If the next 16 days are like the opening ceremony, then the world must definitely expect a first-class Games here in London. Daniel Boyle, the Oscar-winning director and head of 15,000 contributors, produced a masterpiece on Friday night. Hats off! Hats off!
To offer a morsel of bravery with the bombastic music from the film Chariots of Fire, but to then turn it into humour thanks to Mr Bean; to show the Queen of England, as herself, but then to show her parachuting above the stadium; to set up immense scenes paying homage to the NHS. The organisers of the London Games succeeded in creating enthusiasm with an opening ceremony that took the classic from such events and had fun with them.
Los Angeles Times
An atmosphere of whimsy and party won out over pomp and circumstance during an Olympic opening ceremony that allowed an economically beleaguered Britain to pat itself on the back. The ceremony could not have been more of a contrast from Beijing’s four years ago, replacing Chinese militaristic precision with British fancifulness.
The Times of India
London presented a vibrant picture of Great Britain’s rich heritage and culture as a colourful opening ceremony marked the inauguration of the 30th Olympic Games at the spunky Olympic stadium. The night sky lit up with dazzling fireworks as the Queen declared the Games open to herald London’s moment of glory in the presence of as many as 100 heads of state and a host of other dignitaries who have descended on this historic city to witness the extravaganza, watched by an estimated one billion global audience.
Britain’s Queen Elizabeth declared the London Olympics open after playing a cameo role in a dizzying ceremony designed to highlight the grandeur and eccentricities of the nation that invented modern sport.
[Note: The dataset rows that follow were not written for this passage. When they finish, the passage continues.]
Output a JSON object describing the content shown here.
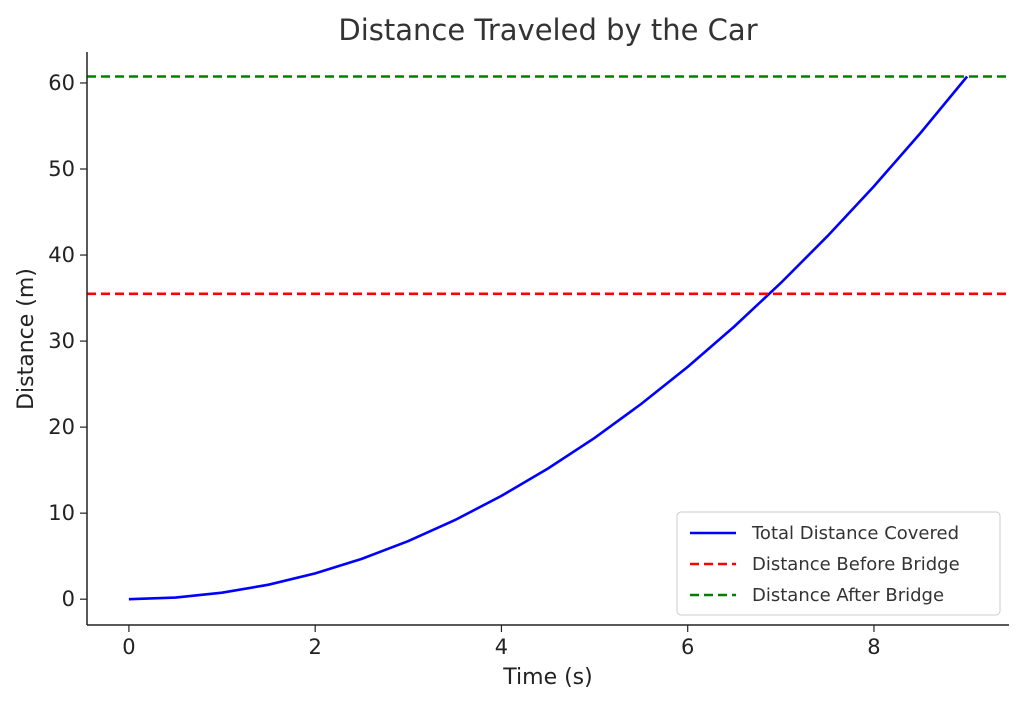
{
  "chart_data": {
    "type": "line",
    "title": "Distance Traveled by the Car",
    "xlabel": "Time (s)",
    "ylabel": "Distance (m)",
    "xlim": [
      -0.45,
      9.45
    ],
    "ylim": [
      -3.0,
      63.6
    ],
    "xticks": [
      0,
      2,
      4,
      6,
      8
    ],
    "yticks": [
      0,
      10,
      20,
      30,
      40,
      50,
      60
    ],
    "grid": false,
    "legend_position": "bottom-right",
    "series": [
      {
        "name": "Total Distance Covered",
        "style": "solid",
        "color": "#0000ff",
        "x": [
          0,
          0.5,
          1,
          1.5,
          2,
          2.5,
          3,
          3.5,
          4,
          4.5,
          5,
          5.5,
          6,
          6.5,
          7,
          7.5,
          8,
          8.5,
          9
        ],
        "y": [
          0,
          0.19,
          0.75,
          1.68,
          3.0,
          4.68,
          6.75,
          9.19,
          12.0,
          15.19,
          18.75,
          22.69,
          27.0,
          31.69,
          36.75,
          42.19,
          48.0,
          54.19,
          60.75
        ]
      },
      {
        "name": "Distance Before Bridge",
        "style": "dashed",
        "color": "#ff0000",
        "x": [
          -0.45,
          9.45
        ],
        "y": [
          35.5,
          35.5
        ]
      },
      {
        "name": "Distance After Bridge",
        "style": "dashed",
        "color": "#008000",
        "x": [
          -0.45,
          9.45
        ],
        "y": [
          60.75,
          60.75
        ]
      }
    ]
  }
}
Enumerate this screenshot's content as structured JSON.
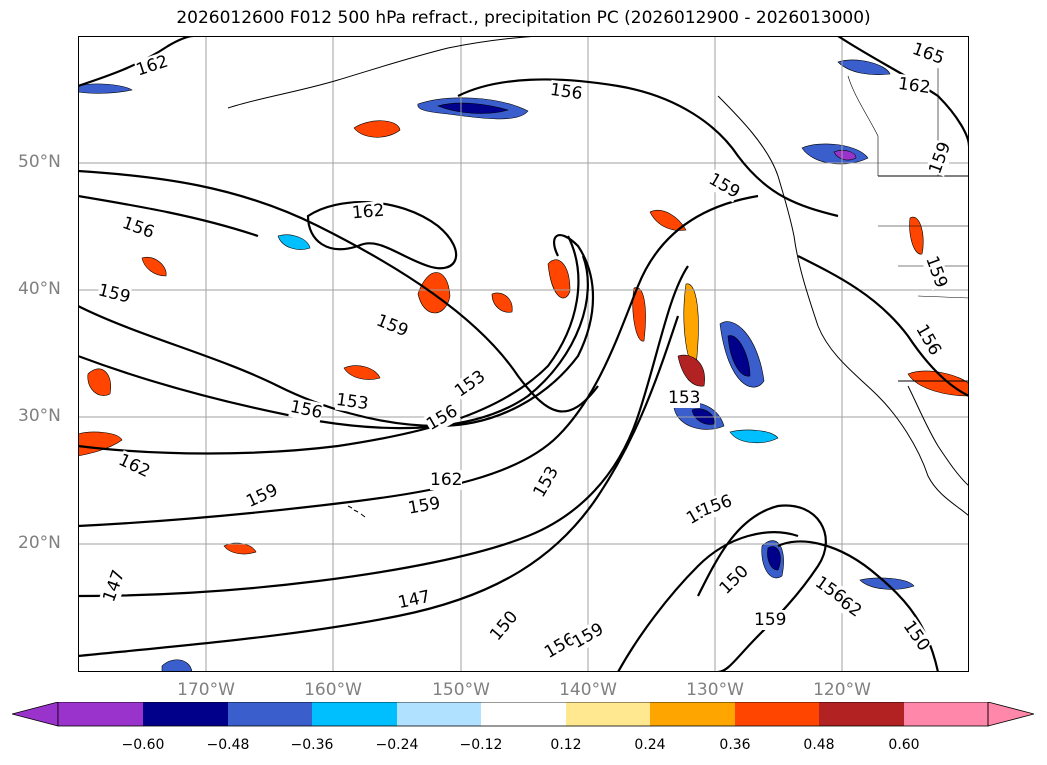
{
  "title": "2026012600 F012 500 hPa refract., precipitation PC (2026012900 - 2026013000)",
  "map": {
    "lat_labels": [
      "50°N",
      "40°N",
      "30°N",
      "20°N"
    ],
    "lon_labels": [
      "170°W",
      "160°W",
      "150°W",
      "140°W",
      "130°W",
      "120°W"
    ],
    "contour_labels": [
      "162",
      "156",
      "156",
      "159",
      "162",
      "159",
      "159",
      "156",
      "153",
      "153",
      "156",
      "162",
      "159",
      "159",
      "162",
      "153",
      "153",
      "150",
      "156",
      "147",
      "147",
      "150",
      "156",
      "159",
      "150",
      "159",
      "162",
      "156",
      "150",
      "165",
      "162",
      "159",
      "159",
      "156"
    ],
    "contour_color": "#000000",
    "grid": true,
    "gridline_color": "#a0a0a0",
    "coastline_color": "#000000"
  },
  "colorbar": {
    "tick_labels": [
      "−0.60",
      "−0.48",
      "−0.36",
      "−0.24",
      "−0.12",
      "0.12",
      "0.24",
      "0.36",
      "0.48",
      "0.60"
    ],
    "bin_colors": [
      "#9933cc",
      "#00008b",
      "#3a5fcd",
      "#00bfff",
      "#b0e2ff",
      "#ffffff",
      "#ffe88f",
      "#ffa500",
      "#ff4500",
      "#b22222",
      "#ff88aa"
    ],
    "extend": "both"
  }
}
Children’s voices intertwining from the four corners of her United Kingdom ushered in an exuberant historical pageant of meadows, smokestacks and digital wizardry before an audience of 60,000 in the Olympic Stadium and a probable billion television viewers around the globe.
“In a sense, the Olympic Games are coming home tonight,” IOC President Jacques Rogge told the crowd. “This great, sports-loving country is widely recognised as the birthplace of modern sport.”
New Zealand Herald
The Queen and James Bond gave the London Olympics a royal entrance like no other in an opening ceremony that rolled to the rock of the Beatles, the Stones and The Who.
And the creative genius of Danny Boyle spliced it all together.
Brilliant. Cheeky, too. The highlight of the Oscar-winning director’s $42 million show was pure movie magic, using trickery to make it seem that Britain’s beloved 86-year-old Queen Elizabeth II had parachuted into the stadium with the nation’s most famous spy.
Boyle sprang a giant surprise and picked seven teenage athletes for the supreme honour of igniting the Olympic cauldron. Together, they touched flaming torches to trumpet-like tubes that spread into a ring of fire.
The flames rose skyward and joined elegantly together to form the cauldron. Fireworks erupted over the stadium to music from Pink Floyd. With a singalong of Hey Jude, Beatle Paul McCartney closed a show that ran 45 minutes beyond its scheduled three hours.
The Sun Times in Ontario (Thane Burnett)
Dear world — what a bloody hangover. I spent Friday night with a billion friends or so. It felt like an evening at a very crowded pub — and the barkeep may have been doubling up my drinks.
While I’m groggy, I think I’ve seen the most chaotic – but possibly greatest – entertainment event of my generation.
And it included the best Olympic “porky pie” ever warmly shared during any opening ceremony — the Queen stunt double sky diving in with a James Bond close behind.
A king’s ransom – or rather a Queen’s purse – was spent on putting on the best torch lighting ceremony in the history of forever.